As scientist, I have to see the evidence that the current virus came from a lab.
There is none!
You have been studying coronaviruses for the last 10 years, what are your biggest learnings?
There are too many to put down, but I'll mention a few.
a. Nobody foresaw (including myself) that SARS-CoV-2 will cause a pandemic.
b. RNA polymerases of all coronavirus are conserved and should function in similar fashion. Hence the drugs developed against one coronavirus should work against others.
c. Helicase enzymes of coronaviruses are also conserved and should function in a similar fashion and hence the drugs developed against one coronavirus should work against others.
d. The research support for coronavirus should have been continued, but which was put on the backburner by many government funding agencies. That was pathetic.
e. Animals maintain the ecosystem of nature. They should not be used as a delicacy for human consumption. I guess we will learn from this pandemic.
f. Future emergence of another coronavirus is inevitable.
Why can't the medicines used for SARS-CoV and MERS-CoV be used in COVID-19 because they are also coronaviruses, and why didn't they cause the kind of havoc that COVID-19 is causing?
There are are no approved drugs against SARS-CoV and MERS-CoV.
There are many factors that can cause the increased pathogenicity of SARS-CoV-2, but nobody knows the exact answer to this question.
Scientists are working endlessly to find the answer.
But in simple terms, the current virus has evolved with mutations that make it more deadly than the previous ones.
Is COVID-19 the most virulent virus you have studied so far?
The flu pandemic of 1918 was of similar scale.
Do HCQ and plasma therapy work?
To the best of my knowledge, HCQ does not work.
In fact, recently reported results from a clinical trial reported in the New England Journal of Medicine concluded that HCQ does not work.
A lockdown cannot go on forever. What is the worst case scenario when it opens? How does one go back to normal?

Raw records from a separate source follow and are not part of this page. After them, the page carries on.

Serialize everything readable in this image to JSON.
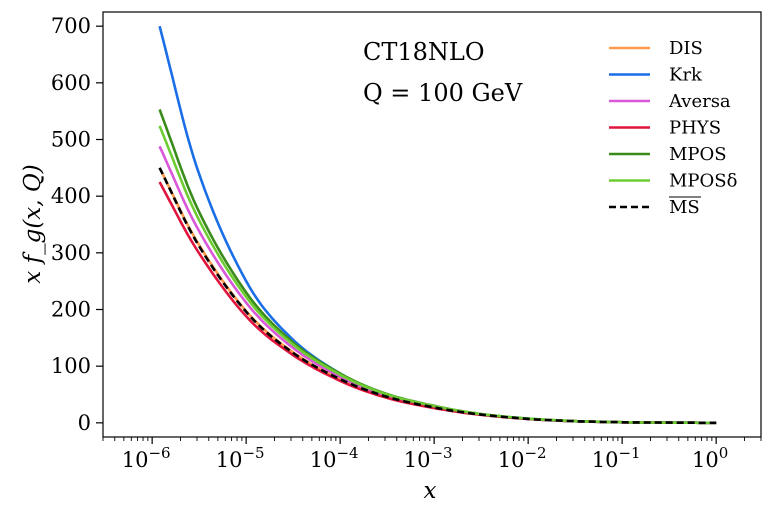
{
  "chart_data": {
    "type": "line",
    "title": "",
    "annotations": [
      "CT18NLO",
      "Q = 100 GeV"
    ],
    "xlabel": "x",
    "ylabel": "x f_g(x, Q)",
    "xscale": "log",
    "xlim": [
      3e-07,
      3
    ],
    "ylim": [
      -25,
      725
    ],
    "grid": false,
    "legend_position": "top-right",
    "x_ticks": [
      {
        "value": 1e-06,
        "base": "10",
        "exp": "−6"
      },
      {
        "value": 1e-05,
        "base": "10",
        "exp": "−5"
      },
      {
        "value": 0.0001,
        "base": "10",
        "exp": "−4"
      },
      {
        "value": 0.001,
        "base": "10",
        "exp": "−3"
      },
      {
        "value": 0.01,
        "base": "10",
        "exp": "−2"
      },
      {
        "value": 0.1,
        "base": "10",
        "exp": "−1"
      },
      {
        "value": 1,
        "base": "10",
        "exp": "0"
      }
    ],
    "y_ticks": [
      {
        "value": 0,
        "label": "0"
      },
      {
        "value": 100,
        "label": "100"
      },
      {
        "value": 200,
        "label": "200"
      },
      {
        "value": 300,
        "label": "300"
      },
      {
        "value": 400,
        "label": "400"
      },
      {
        "value": 500,
        "label": "500"
      },
      {
        "value": 600,
        "label": "600"
      },
      {
        "value": 700,
        "label": "700"
      }
    ],
    "x": [
      1.2e-06,
      3e-06,
      1e-05,
      3e-05,
      0.0001,
      0.0003,
      0.001,
      0.003,
      0.01,
      0.03,
      0.1,
      0.3,
      1
    ],
    "series": [
      {
        "name": "DIS",
        "color": "#ff9a4d",
        "dashed": false,
        "values": [
          450,
          320,
          197,
          127,
          77,
          47,
          27,
          15,
          7,
          3,
          1,
          0.4,
          0
        ]
      },
      {
        "name": "Krk",
        "color": "#1a6ee6",
        "dashed": false,
        "values": [
          700,
          450,
          250,
          150,
          87,
          51,
          28,
          15.5,
          7,
          3,
          1,
          0.4,
          0
        ]
      },
      {
        "name": "Aversa",
        "color": "#d957d9",
        "dashed": false,
        "values": [
          488,
          345,
          212,
          135,
          81,
          49,
          28,
          15,
          7,
          3,
          1,
          0.4,
          0
        ]
      },
      {
        "name": "PHYS",
        "color": "#e0143c",
        "dashed": false,
        "values": [
          425,
          305,
          188,
          122,
          74,
          45,
          26,
          14.5,
          6.8,
          3,
          1,
          0.4,
          0
        ]
      },
      {
        "name": "MPOS",
        "color": "#3a8c1a",
        "dashed": false,
        "values": [
          553,
          380,
          230,
          145,
          87,
          52,
          30,
          16,
          7.5,
          3.2,
          1.1,
          0.4,
          0
        ]
      },
      {
        "name": "MPOSδ",
        "color": "#6ecc33",
        "dashed": false,
        "values": [
          524,
          365,
          222,
          141,
          85,
          51,
          29.5,
          16,
          7.4,
          3.2,
          1.1,
          0.4,
          0
        ]
      },
      {
        "name": "MS",
        "color": "#000000",
        "dashed": true,
        "values": [
          450,
          318,
          196,
          126,
          77,
          47,
          27,
          15,
          7,
          3,
          1,
          0.4,
          0
        ]
      }
    ]
  }
}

The worst case scenario is a rebound of the virus.
Life is not going to be what it was.
Life as we know it has changed forever.
The new normal therefore is test, trace and treat.
According to the Center for Disease Control, the 1918 influenza pandemic was the most severe pandemic in recent history. It was caused by an H1N1 virus with genes of avian origin. Although there is not universal consensus regarding where the virus originated, it spread worldwide during 1918-1919. In the United States, it was first identified in military personnel in spring 1918. It is estimated that about 500 million people or one-third of the world's population became infected with this virus. The number of deaths was estimated to be at least 50 million worldwide with about 675,000 occurring in the United States.